Another memorable 2009 campaign, one that put Elizabeth Warren in the cross hairs was the Chamber’s “Stop the Consumer Financial Protection Agency”. The Consumer Financial Protection Agency was conceived by Warren in a 2007 article she wrote in the Democracy Journal. Her idea was to create and agency that would have the authority and accountability to supervise, examine, and enforce consumer financial protection laws. The Chamber carried out an aggressive ad campaign featuring small business owners complaining that such an agency would crack down on small businesses that offer store credit to customers. Because of laws that do not require 501(c)3s like the Chamber to report donors the banks and credit card companies that financed the multi-million dollar ad and lobbying efforts were never disclosed.

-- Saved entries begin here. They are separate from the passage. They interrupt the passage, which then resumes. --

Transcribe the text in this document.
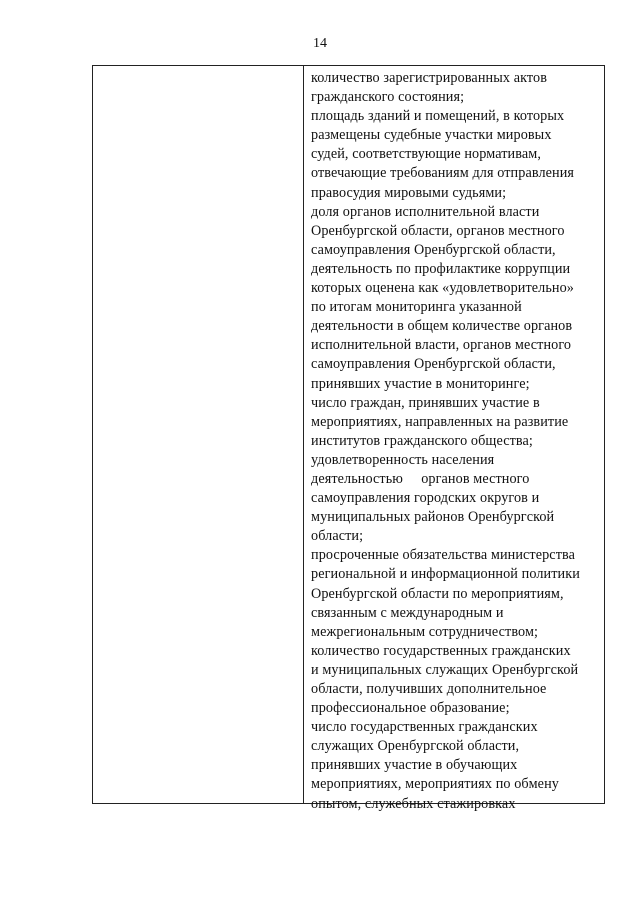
14
количество зарегистрированных актов
гражданского состояния;
площадь зданий и помещений, в которых
размещены судебные участки мировых
судей, соответствующие нормативам,
отвечающие требованиям для отправления
правосудия мировыми судьями;
доля органов исполнительной власти
Оренбургской области, органов местного
самоуправления Оренбургской области,
деятельность по профилактике коррупции
которых оценена как «удовлетворительно»
по итогам мониторинга указанной
деятельности в общем количестве органов
исполнительной власти, органов местного
самоуправления Оренбургской области,
принявших участие в мониторинге;
число граждан, принявших участие в
мероприятиях, направленных на развитие
институтов гражданского общества;
удовлетворенность населения
деятельностью     органов местного
самоуправления городских округов и
муниципальных районов Оренбургской
области;
просроченные обязательства министерства
региональной и информационной политики
Оренбургской области по мероприятиям,
связанным с международным и
межрегиональным сотрудничеством;
количество государственных гражданских
и муниципальных служащих Оренбургской
области, получивших дополнительное
профессиональное образование;
число государственных гражданских
служащих Оренбургской области,
принявших участие в обучающих
мероприятиях, мероприятиях по обмену
опытом, служебных стажировках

Secrecy and anonymity are the trademark of the Chamber of Commerce. Ruling elites pay the non-profit hundreds of millions a year to secure the lucrative advantages they seek. But the drive for power is ceaseless within the ruling class. Nothing short of total control of all branches of the State will satisfy the appetites of those who wield power behind closed doors. The Chamber of Commerce and the corporations it represents from the shadows have already hijacked the legislative process, elections and government policy. It has already diffused its influence throughout “the least dangerous branch” as the increasing number of rulings favoring Big Business shows. Elizabeth Warren’s warning is prescient. Continuing her speech last week she said, “Follow this pro-business trend to its obvious conclusion and you will end up with a Supreme Court that’s a wholly owned subsidiary of the Chamber of Commerce.”